Amianto, la fibra killer che uccide otto italiani al giorno

Si conficca nell’addome, nel cuore e nei polmoni.
E provoca infiammazioni che quasi sempre diventano tumori.
Da Casale a Bari, passando per Siracusa e Broni, un paese avvelenato.
E ancora tutto da bonificare (Amianto all’interno dell’ex-stabilimento della Fibronit che sorge a 500 metri dal centro di Broni – Foto: Emanuele Cremaschi) Scopri le mappe, i dati e gli altri articoli de Il Prezzo dell’Amianto.
Quel lavoro in banca Angelo Manzoni lo aveva desiderato per tanto tempo.
Non lontano da casa, in uno dei luoghi più belli d’Italia, affacciato sul lungolago di Lecco.
Eppure è proprio lì che Angelo, tenore dilettante, ha respirato la polvere che lo ha fatto ammalare di mesotelioma, il tumore maligno che colpisce chi inala le micidiali fibre d’amianto.
Senza saperlo è stato esposto per anni, nel suo quotidiano giro di ronda da custode tra la soffitta e i sotterranei della centralissima Banca Popolare di Lecco.
A provarlo un’ispezione dell’Asl, intervenuta solo dieci anni dopo la chiusura della banca per la denuncia dei familiari: ha rivelato come l’amianto in matrice friabile fosse onnipresente in quei locali.
Angelo non potrà leggerla perché è scomparso il 20 gennaio, ma questa storia è dedicata a lui e alle decine di migliaia di italiani che, a loro insaputa, sono esposti alla fibra killer e pagano carissimo questa forzata ignoranza.
Nonostante sia illegale dal 1992, l’amianto è il motore silenzioso di una tragedia che va ben oltre il caso dell’Eternit di Casale Monferrato.
Secondo l’Associazione italiana di oncologia medica(Aiom) ogni anno almeno 3000 italiani muoiono di mesotelioma pleurico e malattie asbesto-correlate, e più di mezzo milione di lavoratori dichiara di essere stato a contatto con la fibra.
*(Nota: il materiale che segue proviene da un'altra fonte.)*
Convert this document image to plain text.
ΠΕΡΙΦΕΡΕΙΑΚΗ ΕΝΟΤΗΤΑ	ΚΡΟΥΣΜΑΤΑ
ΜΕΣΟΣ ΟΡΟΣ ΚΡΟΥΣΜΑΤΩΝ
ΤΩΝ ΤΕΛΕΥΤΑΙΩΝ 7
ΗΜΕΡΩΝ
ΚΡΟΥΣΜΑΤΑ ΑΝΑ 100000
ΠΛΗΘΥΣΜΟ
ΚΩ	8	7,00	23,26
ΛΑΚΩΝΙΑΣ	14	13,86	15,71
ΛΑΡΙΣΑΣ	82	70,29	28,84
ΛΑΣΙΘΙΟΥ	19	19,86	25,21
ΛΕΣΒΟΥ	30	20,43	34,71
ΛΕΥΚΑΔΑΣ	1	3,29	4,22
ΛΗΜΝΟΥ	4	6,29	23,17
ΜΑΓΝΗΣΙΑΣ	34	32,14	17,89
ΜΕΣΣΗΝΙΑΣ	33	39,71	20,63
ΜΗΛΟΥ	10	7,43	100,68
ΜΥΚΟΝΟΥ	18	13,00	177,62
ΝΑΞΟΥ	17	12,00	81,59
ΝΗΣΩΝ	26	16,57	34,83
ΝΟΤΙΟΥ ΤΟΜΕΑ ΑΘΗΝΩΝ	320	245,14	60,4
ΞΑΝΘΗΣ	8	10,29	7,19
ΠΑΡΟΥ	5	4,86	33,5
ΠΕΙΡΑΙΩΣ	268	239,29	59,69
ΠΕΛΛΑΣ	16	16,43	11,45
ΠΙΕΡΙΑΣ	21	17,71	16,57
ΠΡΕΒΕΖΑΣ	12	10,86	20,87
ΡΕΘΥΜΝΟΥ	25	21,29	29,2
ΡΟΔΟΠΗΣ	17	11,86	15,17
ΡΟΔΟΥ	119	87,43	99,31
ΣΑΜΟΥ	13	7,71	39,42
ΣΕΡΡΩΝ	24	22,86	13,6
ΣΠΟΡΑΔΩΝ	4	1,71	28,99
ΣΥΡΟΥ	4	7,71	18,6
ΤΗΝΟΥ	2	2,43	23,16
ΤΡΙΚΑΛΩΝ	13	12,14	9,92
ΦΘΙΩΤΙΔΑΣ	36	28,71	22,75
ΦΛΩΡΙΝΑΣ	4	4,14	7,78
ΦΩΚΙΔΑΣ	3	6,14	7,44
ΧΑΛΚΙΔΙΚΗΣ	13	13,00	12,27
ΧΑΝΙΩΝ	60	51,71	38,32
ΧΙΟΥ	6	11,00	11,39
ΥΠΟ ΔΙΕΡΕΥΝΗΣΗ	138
Una cifra enorme, che equivale ai morti sulla strada di un intero anno o alle vittime del crollo delle Torri gemelle nel 2001.
Secondo il Fondo nazionale amianto il costo sociale è di almeno mezzo miliardo di euro l’anno.
Ma questa strage è solo la punta dell’iceberg.
Il numero di vittime, infatti, mostra un trend in crescita che, se non si procede con le bonifiche, dal 2020 rischia di diventare stabile per anni secondo Carmine Pinto, presidente dell’Associazione nazionale di oncologia medica.
Perché l’amianto è ancora diffusissimo in tutto il territorio e il danno ambientale permane.
Fino alla fine degli anni ’80 l’Italia è stata il secondo maggiore produttore europeo di amianto, il primo per l’amianto crisotilo, una delle forme più pericolose, nonché uno dei [...]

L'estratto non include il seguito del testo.